- By Greg Basich
Resale values have been high for the past two years-plus in the wake of the automotive industry’s 2009 downturn, but recent values haven’t been quite as strong in a number of vehicle categories. Is this a seasonal adjustment or the beginning of a long-term trend? Automotive Fleet magazine spoke with Black Book’sRicky Beggs to find out.
To start, Beggs said the downward trend in resale values is a seasonal adjustment. “I think it’s a little bit of a trend that we’re going to see for the next 2-3 months,” Beggs said. “It’s a typical thing to see at this time of year. The other thing that’s driving it is that there are a few more trade-ins coming into the market than we’ve been accustomed to over the past couple of years.”
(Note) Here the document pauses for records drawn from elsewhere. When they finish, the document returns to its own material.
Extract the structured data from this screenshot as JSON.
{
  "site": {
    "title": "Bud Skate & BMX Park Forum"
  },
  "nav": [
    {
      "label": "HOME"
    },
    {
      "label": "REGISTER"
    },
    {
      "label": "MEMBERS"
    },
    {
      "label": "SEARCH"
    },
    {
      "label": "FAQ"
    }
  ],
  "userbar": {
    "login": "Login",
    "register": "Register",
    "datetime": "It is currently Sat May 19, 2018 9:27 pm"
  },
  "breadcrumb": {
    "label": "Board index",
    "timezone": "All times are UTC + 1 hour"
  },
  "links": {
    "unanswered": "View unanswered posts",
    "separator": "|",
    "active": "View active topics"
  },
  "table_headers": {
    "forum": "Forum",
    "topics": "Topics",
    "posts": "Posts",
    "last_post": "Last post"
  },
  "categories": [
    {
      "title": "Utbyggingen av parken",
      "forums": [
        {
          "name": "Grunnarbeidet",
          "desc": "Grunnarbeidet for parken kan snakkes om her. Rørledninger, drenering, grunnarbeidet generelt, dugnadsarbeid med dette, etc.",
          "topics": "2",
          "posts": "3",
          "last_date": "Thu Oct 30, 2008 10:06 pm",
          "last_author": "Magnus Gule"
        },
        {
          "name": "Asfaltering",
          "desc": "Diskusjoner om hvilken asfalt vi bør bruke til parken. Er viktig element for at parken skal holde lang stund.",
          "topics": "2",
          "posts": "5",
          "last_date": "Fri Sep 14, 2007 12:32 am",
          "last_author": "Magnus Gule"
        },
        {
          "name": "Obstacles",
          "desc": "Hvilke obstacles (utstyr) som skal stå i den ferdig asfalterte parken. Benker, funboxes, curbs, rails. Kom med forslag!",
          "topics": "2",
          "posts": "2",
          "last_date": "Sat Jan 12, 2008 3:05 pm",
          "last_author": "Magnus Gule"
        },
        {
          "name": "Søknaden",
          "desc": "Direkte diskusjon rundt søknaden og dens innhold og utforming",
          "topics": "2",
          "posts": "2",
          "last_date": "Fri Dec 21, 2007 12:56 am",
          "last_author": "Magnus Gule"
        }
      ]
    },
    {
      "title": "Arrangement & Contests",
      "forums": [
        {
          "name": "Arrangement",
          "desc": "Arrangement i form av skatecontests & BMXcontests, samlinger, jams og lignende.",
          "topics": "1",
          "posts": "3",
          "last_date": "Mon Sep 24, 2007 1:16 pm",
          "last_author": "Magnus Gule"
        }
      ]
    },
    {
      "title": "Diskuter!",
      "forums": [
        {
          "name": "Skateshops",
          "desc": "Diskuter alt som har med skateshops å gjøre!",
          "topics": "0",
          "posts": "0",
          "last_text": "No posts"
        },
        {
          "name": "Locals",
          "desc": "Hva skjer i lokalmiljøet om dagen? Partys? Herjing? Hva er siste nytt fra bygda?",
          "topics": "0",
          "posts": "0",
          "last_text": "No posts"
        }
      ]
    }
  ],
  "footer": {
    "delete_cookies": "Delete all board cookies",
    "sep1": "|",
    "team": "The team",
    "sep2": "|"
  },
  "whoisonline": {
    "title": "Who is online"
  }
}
He explained that the total number of vehicles predicted to be sold by the end of the year will be roughly 1.5 million units higher than last year, at 14.2 million units for 2012 compared with only 12.7 million units sold in 2011. More sales mean more trade-ins and a greater supply of used vehicles.
“From the dealers I’ve talked to, about 60% of those new-car sales will have a trade,” Beggs said. “So that’s creating about a 900,000 more potential used cars than we had last year, so there is a little more supply out there. It’s nothing to be alarmed about, but it is a time to make an adjustment.”
Not all vehicle segments are affected equally, with falling fuel prices hitting the small, fuel-efficient car and hybrid categories harder than others. Other categories seeing adjustments include luxury cars and mid-size SUVs.
“We have seen resale values for more fuel efficient, smaller cars drop lately,” Beggs said. “We’re at $3.67 a gallon and two months ago we were sitting at an average gas price of $3.94, so that’s a big change right there. Among the high line cars, the prestige luxury car and luxury car categories are two segments that we’re seeing some adjustments in. I’m not seeing that as a surprise because those categories have bigger adjustments that needs to happen as we switch to the new model-year.”
Beggs cited the amount of competition in the compact car category as a factor affecting its resale values, as the automakers are working to meet upcoming 2016-MY CAFE standards. When it comes to the hybrid category, though, as gas prices rise and fall, so do the resale values of vehicles in this category.
“From Jan. to May of this year, that vehicle increased in value $3,200 (the 2010 model). The Civic hybrid increased $1,400. From May 1 to June 1, last the Prius declined by $400, and the Civic hybrid declined by $850,” Beggs said. “If you think of back in 2008 and 2009 when gas prices went crazy, we saw a huge swing in prices. When gas prices came down back then, the resale values for hybrids dropped almost the same amount they had originally gone up by. We won’t see that kind of swing this time, but we’re still seeing a little bit of that trend.”
What about mid-size SUVs? In this case, Beggs said there are a couple factors.
“I think what’s driving that is because it’s a little older segment. Those vehicles are not as fuel efficient,” Beggs said. “They still have great functionality, but with the advent of the crossover, the only differences between an SUV and a crossover are ride and towing capability. Most people don’t tow, so they’re going for ride and fuel economy.”
As for fleet vehicle segments that are retaining value, core “fleet” sedans, for example those in the mid-size car and entry-level mid-size car categories, have resale values that are staying strong. Beggs said each year the fuel economy of those models improves without the vehicles giving up amenities or size, making them fairly attractive at resale. Beggs foresees decent values for the near future for these categories.
“As far as really seeing anything change in the fleet segment as far as values depreciating, we’re still probably a year away from where there is are more used-cars out there that will affect that group of fleet vehicles very much,” he said.
One effect of high resale values has been short-cycling as fleets try to maximize total cost of ownership. Although resale values are still high, Beggs said opportunities to short-cycle aren’t as numerous as they were.
“Even with the softening in the market, I still think there is pretty strong retention in the marketplace, based on what residuals were projected 2-3 years ago,” Beggs said. “There is still some opportunity to short-cycle now. There’s not as much as there was, not across the board; it depends on the specific models.”